* イングリッド・ヘブラー *

 
     
   1926年6月20日、ウィーンで、ポーランド人の両親のもとに生まれ、幼少期から母にピアノを習う。6歳から音楽専門教育を受け、モーツァルテウムに入学。N.マガロフ、M.ロン、S.シュルツに師事。1952年にジュネーヴ国際コンクールで二位に入賞。1954年にミュンヘンラジオ・コンクールで優勝。1969年、モーツァルテウムで教鞭をとるとともに、室内楽奏者としても活躍。グリュミオ、シェリングとモーツアルトのヴァイオリンソナタ等を録音。  
     
   ベートーヴェンのソナタがケンプとバックハウスでステレオタイプに騒がれたパターンで、リリー・クラウスとヘブラーが比較されたのもはるか昔の話となってしまった。あらためてヘブラーを聴いていると、ショパンとモーツァルトが両立しない理由が見えたような気がした。モーツアルトはピアノを打楽器の枠に留めているようで、ひとつひとつの単位旋律ごとに終結させて、縦割り構造の集合体のような音楽を作っているように思える。ルバートは横につながった構造の中で意義をもってくるものだから、縦割りユニットの整然とした構造ではそぐわないものになる。このあたりがショパンとモーツアルトで180度違ってくるところのようで、ヘブラーの奏法は高音域に積極性を持たせて一音一音を磨き上げたパーツを描くため、モーツアルトにはぴったりはまるけれどショパンでは堅苦しくなっているように感じる。

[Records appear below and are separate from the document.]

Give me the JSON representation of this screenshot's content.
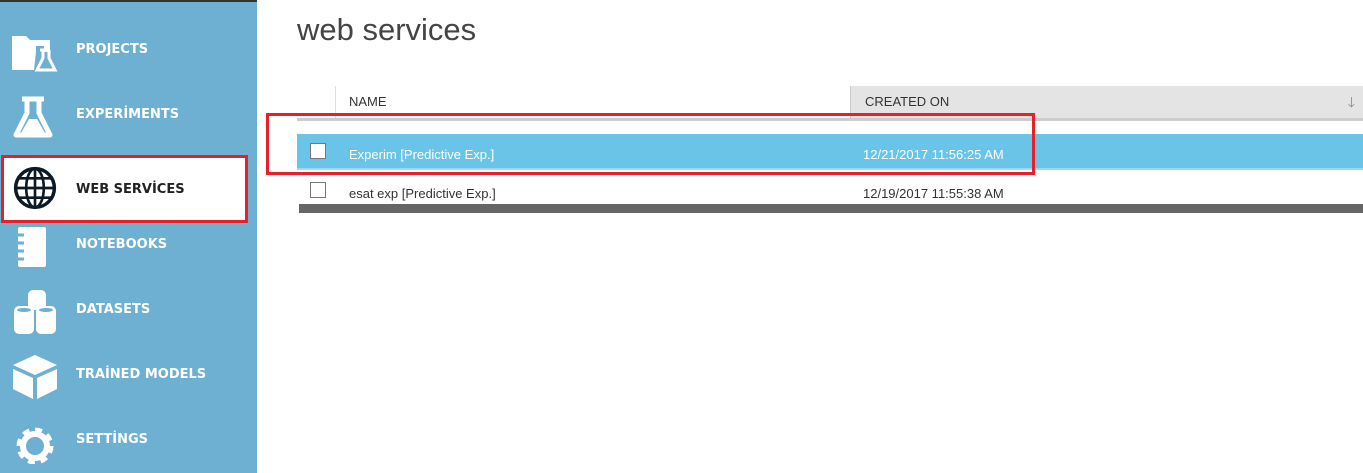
{
  "sidebar": {
    "items": [
      {
        "label": "PROJECTS",
        "icon": "folder-flask-icon"
      },
      {
        "label": "EXPERİMENTS",
        "icon": "flask-icon"
      },
      {
        "label": "WEB SERVİCES",
        "icon": "globe-icon",
        "selected": true
      },
      {
        "label": "NOTEBOOKS",
        "icon": "notebook-icon"
      },
      {
        "label": "DATASETS",
        "icon": "database-icon"
      },
      {
        "label": "TRAİNED MODELS",
        "icon": "cube-icon"
      },
      {
        "label": "SETTİNGS",
        "icon": "gear-icon"
      }
    ]
  },
  "main": {
    "title": "web services",
    "columns": {
      "name": "NAME",
      "created": "CREATED ON"
    },
    "sort": "descending",
    "rows": [
      {
        "name": "Experim [Predictive Exp.]",
        "created": "12/21/2017 11:56:25 AM",
        "selected": true
      },
      {
        "name": "esat exp [Predictive Exp.]",
        "created": "12/19/2017 11:55:38 AM",
        "selected": false
      }
    ]
  },
  "colors": {
    "sidebar": "#6eb0d2",
    "selected_row": "#6ac4e8",
    "highlight": "#e8202a"
  }
}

シューベルトのソナタでは、留まる所を知らず流れあふれ出る音楽に、彼女の構造的奏法が、メリハリをつけて魅力あるものにしている。また彼女の音色設定が左手の役割分担を伴奏として明白化しているようで、バッハでは変幻自在な世界を狭めているようにも聴こえる。彼女のスカルラッティを聴いてみたい。